Well, at least someone likes her new recipes.
Her senses describe to her what has ‘yoinked’ her without needing to look, but she forces her eyes against the pressure anyways, just to confirm. A massive fish-hook, barbed on the hooked end, broad and curled, made of some kind of bone that feels impossibly tough. There’s a line of something that glows with such a slight and well-hidden blend of Qi that she almost can’t sense it, connected with a complex knot to the fishhook, and it reels her in at a speed faster than she was running by a lot.
She doesn’t sense harmful Intent from the hook, but she can barely sense anything from it. It’s like it’s hidden, blending in with the surroundings even better than the centi-crocs did, even as she stares directly at it.
Powerful. Dangerous, then, and likely wielded or created by someone much more competent than her with Intent, maybe. Possibly with enchanting or formations, too, if that’s part of what she’s sensing in the complex flows of the fishhook.

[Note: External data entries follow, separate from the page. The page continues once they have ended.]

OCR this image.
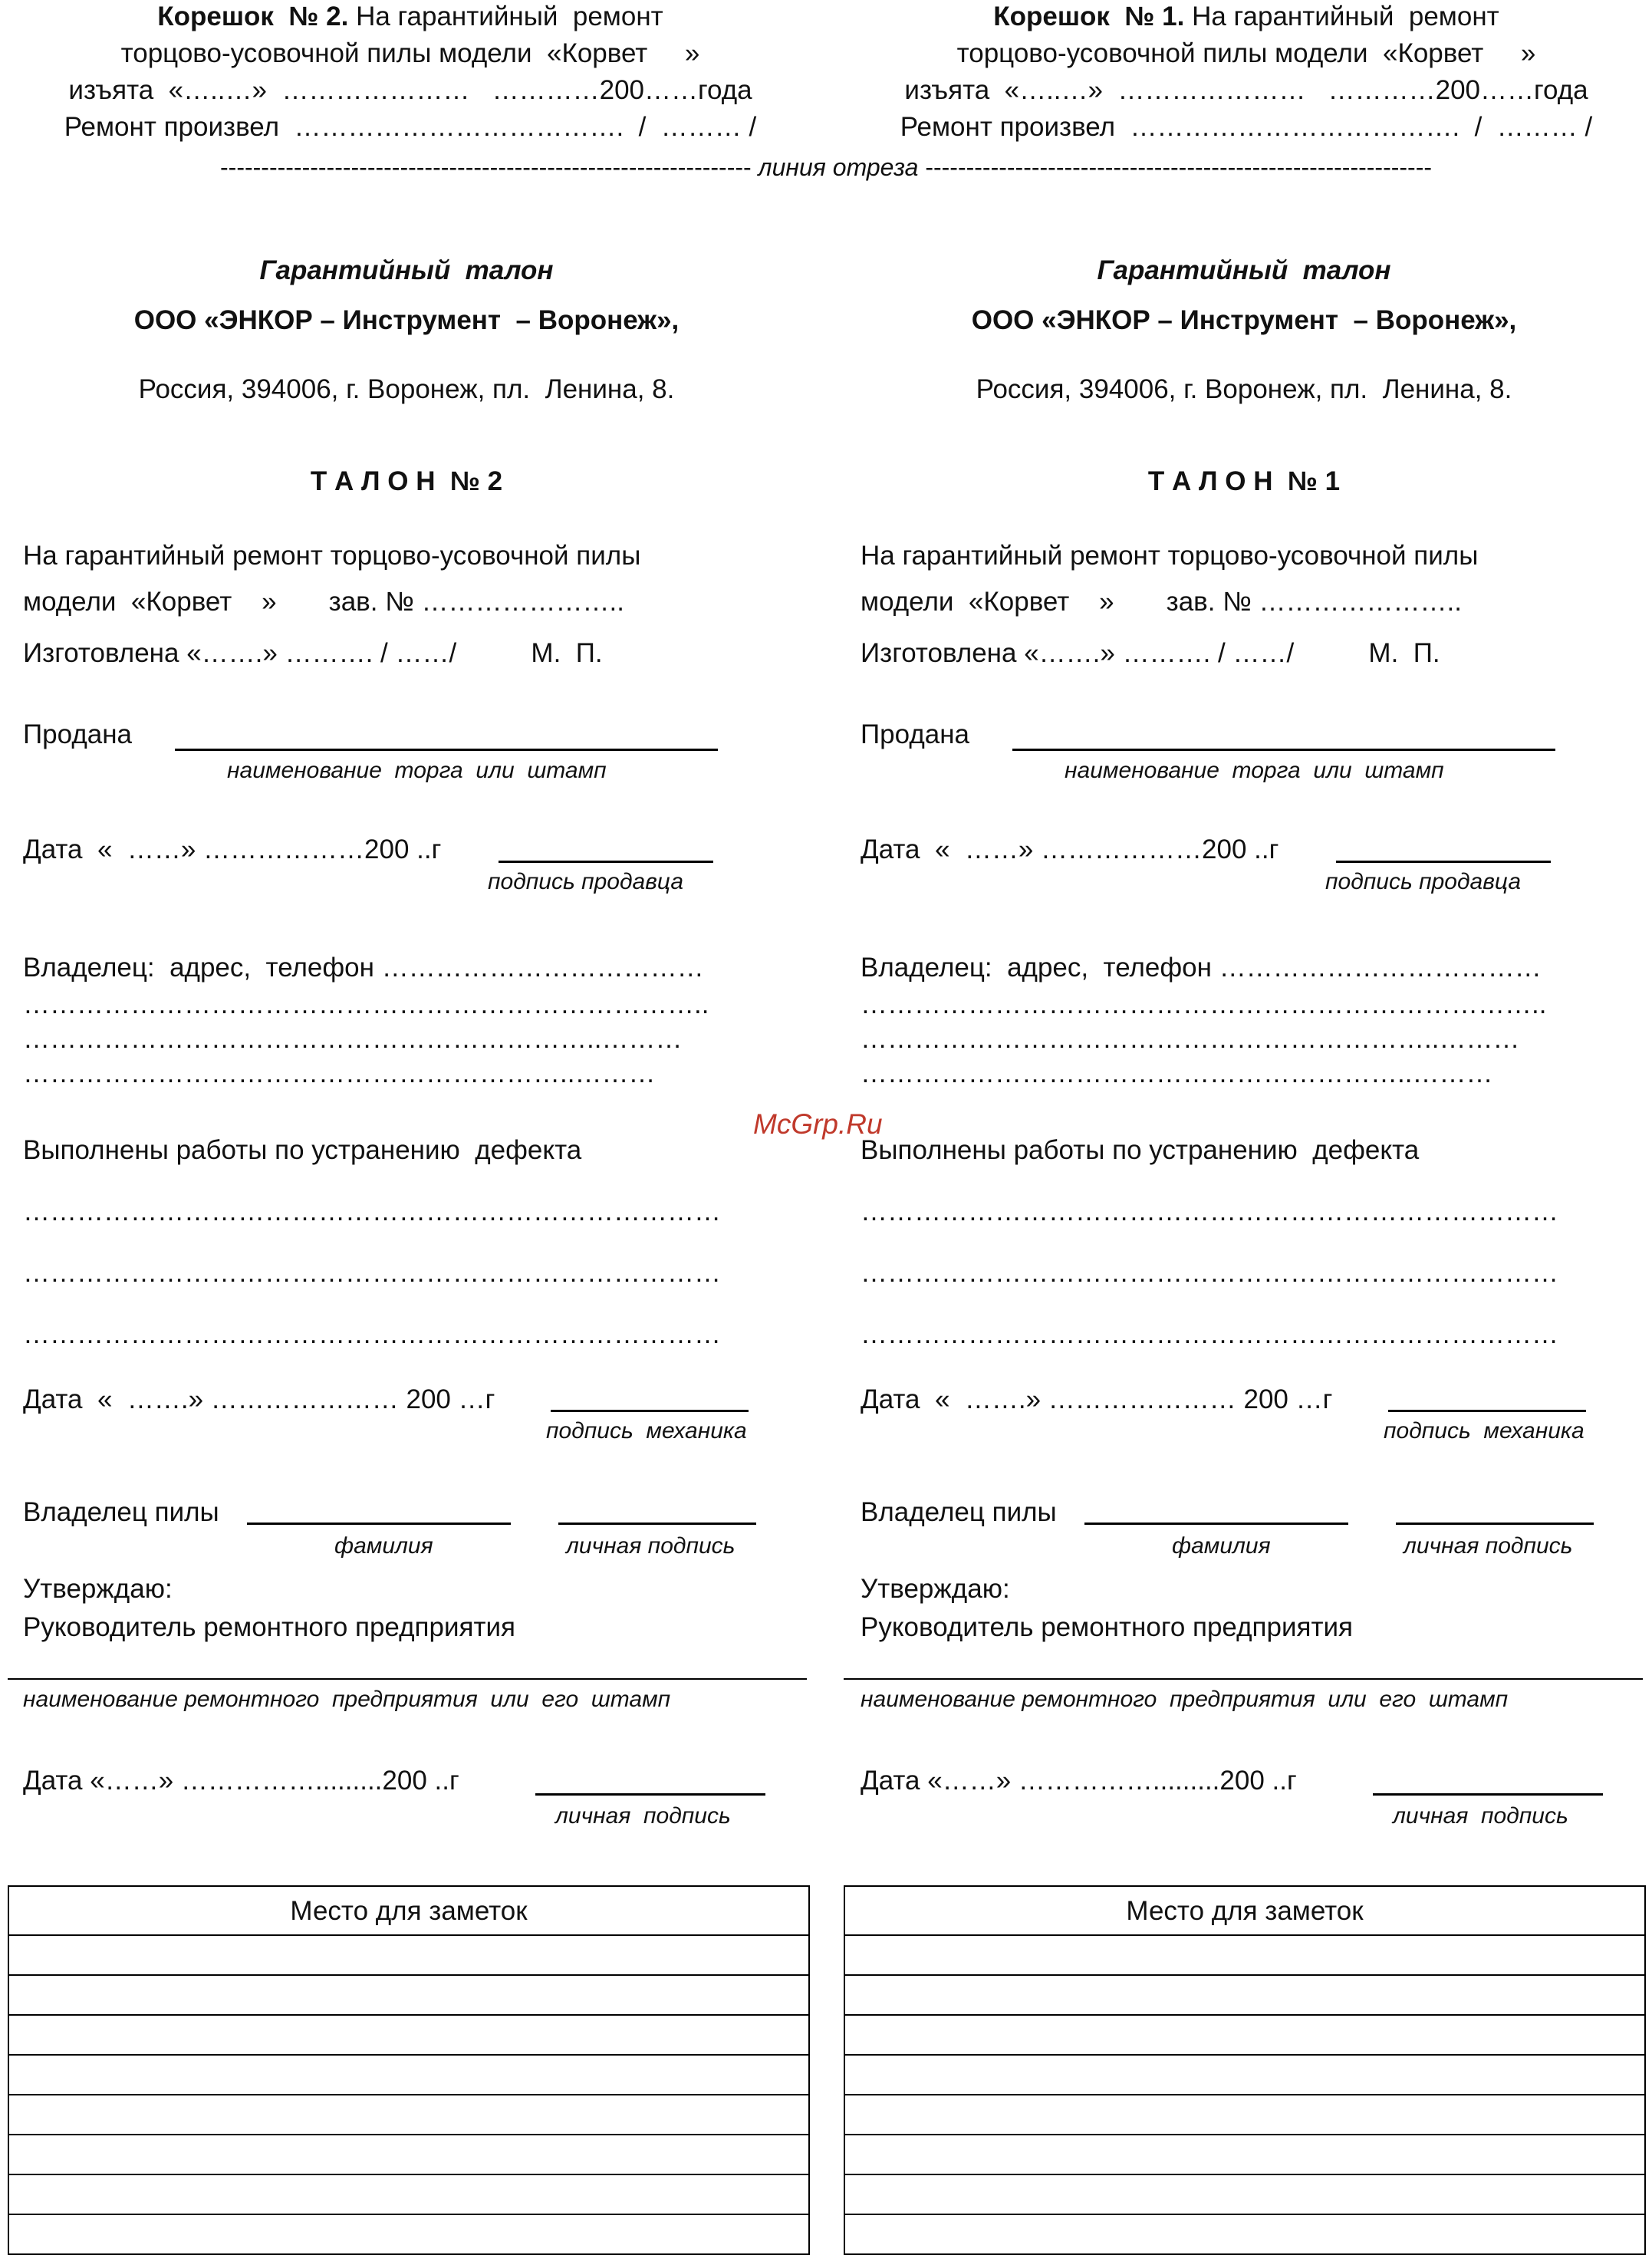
Корешок  № 2. На гарантийный  ремонт
торцово-усовочной пилы модели  «Корвет     »
изъята  «…..…»  …………………   …………200……года
Ремонт произвел  ……………………………….  /  ……… /
Корешок  № 1. На гарантийный  ремонт
торцово-усовочной пилы модели  «Корвет     »
изъята  «…..…»  …………………   …………200……года
Ремонт произвел  ……………………………….  /  ……… /
----------------------------------------------------------------- линия отреза --------------------------------------------------------------
Гарантийный  талон
ООО «ЭНКОР – Инструмент  – Воронеж»,
Россия, 394006, г. Воронеж, пл.  Ленина, 8.
Т А Л О Н  № 2
На гарантийный ремонт торцово-усовочной пилы
модели  «Корвет    »       зав. № …………………..
Изготовлена «…….» ………. / ……/          М.  П.
Продана
наименование  торга  или  штамп
Дата  «  ……» ………………200 ..г
подпись продавца
Владелец:  адрес,  телефон ………………………………
…………………………………………………………………..
………………………………………………………..………
……………………………………………………..………
Выполнены работы по устранению  дефекта
……………………………………………………………………
……………………………………………………………………
……………………………………………………………………
Дата  «  …….» ………………… 200 …г
подпись  механика
Владелец пилы
фамилия	личная подпись
Утверждаю:
Руководитель ремонтного предприятия
наименование ремонтного  предприятия  или  его  штамп
Дата «……» …………….........200 ..г
личная  подпись
Место для заметок
Гарантийный  талон
ООО «ЭНКОР – Инструмент  – Воронеж»,
Россия, 394006, г. Воронеж, пл.  Ленина, 8.
Т А Л О Н  № 1
На гарантийный ремонт торцово-усовочной пилы
модели  «Корвет    »       зав. № …………………..
Изготовлена «…….» ………. / ……/          М.  П.
Продана
наименование  торга  или  штамп
Дата  «  ……» ………………200 ..г
подпись продавца
Владелец:  адрес,  телефон ………………………………
…………………………………………………………………..
………………………………………………………..………
……………………………………………………..………
Выполнены работы по устранению  дефекта
……………………………………………………………………
……………………………………………………………………
……………………………………………………………………
Дата  «  …….» ………………… 200 …г
подпись  механика
Владелец пилы
фамилия	личная подпись
Утверждаю:
Руководитель ремонтного предприятия
наименование ремонтного  предприятия  или  его  штамп
Дата «……» …………….........200 ..г
личная  подпись
Место для заметок
McGrp.Ru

But by its nature, it’s dragging her towards a given target or location, rather than leaving her wondering where her target might be. She decides to let it drag her, but pulls her warform from the depths of her spatial distortion, layering it much, much closer to the ‘surface’. Additionally, she prepares a few different pockets of Qi under her skin, Blacksteel shards primed to detonate them into True Flame. If whoever is dragging her away tries to kill her right away, she’s fairly certain they won’t expect a bomb in response.
And then the whiplash lessens, the wind resistance diminishes, and she finds herself crossing an open clearing carved into a vine as if by some old battle. Invisibly, perfectly noticeable to her senses but somehow muffled and hard to notice, an arm reaches out and grabs her around the shoulders.
A bone blade is already forming out of the stump of her right arm, moving to strike-
“Woooah there! Looks like ye almost got knackered, ya did! You alright, spicy thing, or you gonna try and split me open?”
A tall man, almost stretched out, his limbs long and gangly, gives her a broad grin, his teeth blackened like perfect midnight and all four of his eyes near-mercurial pools of green. His skin is a bit darker than Raika’s, a richer mahogany, and he’s dressed in a series of bandoliers and floral patterns, matching the smile he absolutely radiates.
“Don’t suppose ye’r a feral, are ye? Would make it a mite bit tougher to keep friendly if you try to slip me some teeth, and you seem tough ‘nough that you ain’t passed out yet. Do ya speak, beastie?”
Raika can, in fact, speak. Instead, she bursts out laughing, splashing blood and sweat all over the vine they’re standing on.
“Oh, gods and spirits,” she cackles, “I love this place. The name’s Raika, friend.”